- On Friday, Microsoft won the $10 billion Joint Enterprise Defense Infrastructure (JEDI) contract over Amazon, which was thought to be the frontrunner.
- Microsoft and Amazon had been competing for this key Pentagon contract for over a year, and President Donald Trump reportedly said he would get involved after complaints about the bidding process.
- IBM and Oracle, which were eliminated from the race, had previously filed protests about the JEDI bidding process.
- An Amazon Web Services spokesperson says the company is “surprised about this conclusion.”
- Read more on the Business Insider homepage.
Microsoft was officially awarded a $10 billion cloud contract with the Pentagon on Friday — marking a big victory over Amazon, which was thought to be the frontrunner for the deal.
This contract, called the Joint Enterprise Defense Infrastructure (JEDI) contract, is a 10-year contract to help the Department of Defense move its sensitive data to the cloud. Companies like IBM, and Oracle also competed for the contract since the bidding process opened up in July. In April, IBM and Oracle were eliminated from the race.
Previously, President Donald Trump reportedly wanted to “scuttle” the bidding process for JEDI. Trump had demanded more information about JEDI after hearing about complaints on the bidding process, and he promised to look into the deal after receiving letters on the matter from lawmakers, including Sen. Marco Rubio.
“The National Defense Strategy dictates that we must improve the speed and effectiveness with which we develop and deploy modernized technical capabilities to our women and men in uniform,” DOD Chief Information Officer Dana Deasy said in a statement. “The DOD Digital Modernization Strategy was created to support this imperative. This award is an important step in execution of the Digital Modernization Strategy.”
Industry analysts predicted that Amazon Web Services was the frontrunner to win the contract, although others have said that Microsoft Azure has grown quickly as well and invested significant resources in improving its government cloud.

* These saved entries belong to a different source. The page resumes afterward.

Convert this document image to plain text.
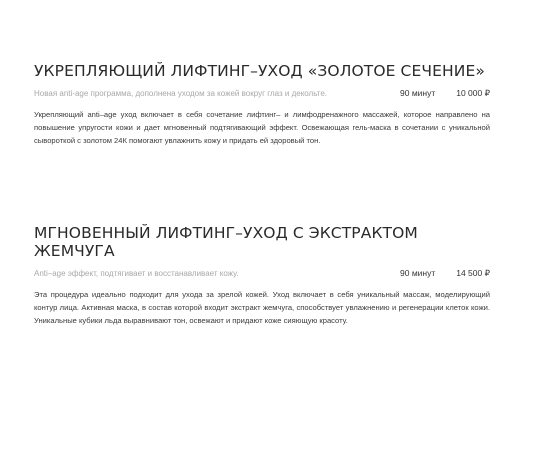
УКРЕПЛЯЮЩИЙ ЛИФТИНГ–УХОД «ЗОЛОТОЕ СЕЧЕНИЕ»
Новая anti-age программа, дополнена уходом за кожей вокруг глаз и декольте.	90 минут	10 000 ₽

Укрепляющий anti–age уход включает в себя сочетание лифтинг– и лимфодренажного массажей, которое направлено на повышение упругости кожи и дает мгновенный подтягивающий эффект. Освежающая гель-маска в сочетании с уникальной сывороткой с золотом 24К помогают увлажнить кожу и придать ей здоровый тон.

МГНОВЕННЫЙ ЛИФТИНГ–УХОД С ЭКСТРАКТОМ ЖЕМЧУГА
Anti–age эффект, подтягивает и восстанавливает кожу.	90 минут	14 500 ₽

Эта процедура идеально подходит для ухода за зрелой кожей. Уход включает в себя уникальный массаж, моделирующий контур лица. Активная маска, в состав которой входит экстракт жемчуга, способствует увлажнению и регенерации клеток кожи. Уникальные кубики льда выравнивают тон, освежают и придают коже сияющую красоту.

“We’re surprised about this conclusion,” an AWS spokesperson said. “AWS is the clear leader in cloud computing, and a detailed assessment purely on the comparative offerings clearly lead to a different conclusion. We remain deeply committed to continuing to innovate for the new digital battlefield where security, efficiency, resiliency, and scalability of resources can be the difference between success and failure.”
Although analysts saw the bid as a two-horse race, the competition was still fierce, to the point that even an anti-Amazon smear campaign spread around Washington, D.C.
Oracle and IBM also filed official protests about the contract, and Oracle filed a lawsuit saying that Amazon was favored to win JEDI and had conflicts of interest in the process.
Missing from the bid is Google, which dropped out of the bid last October.
Business Insider has reached out to Microsoft for comment.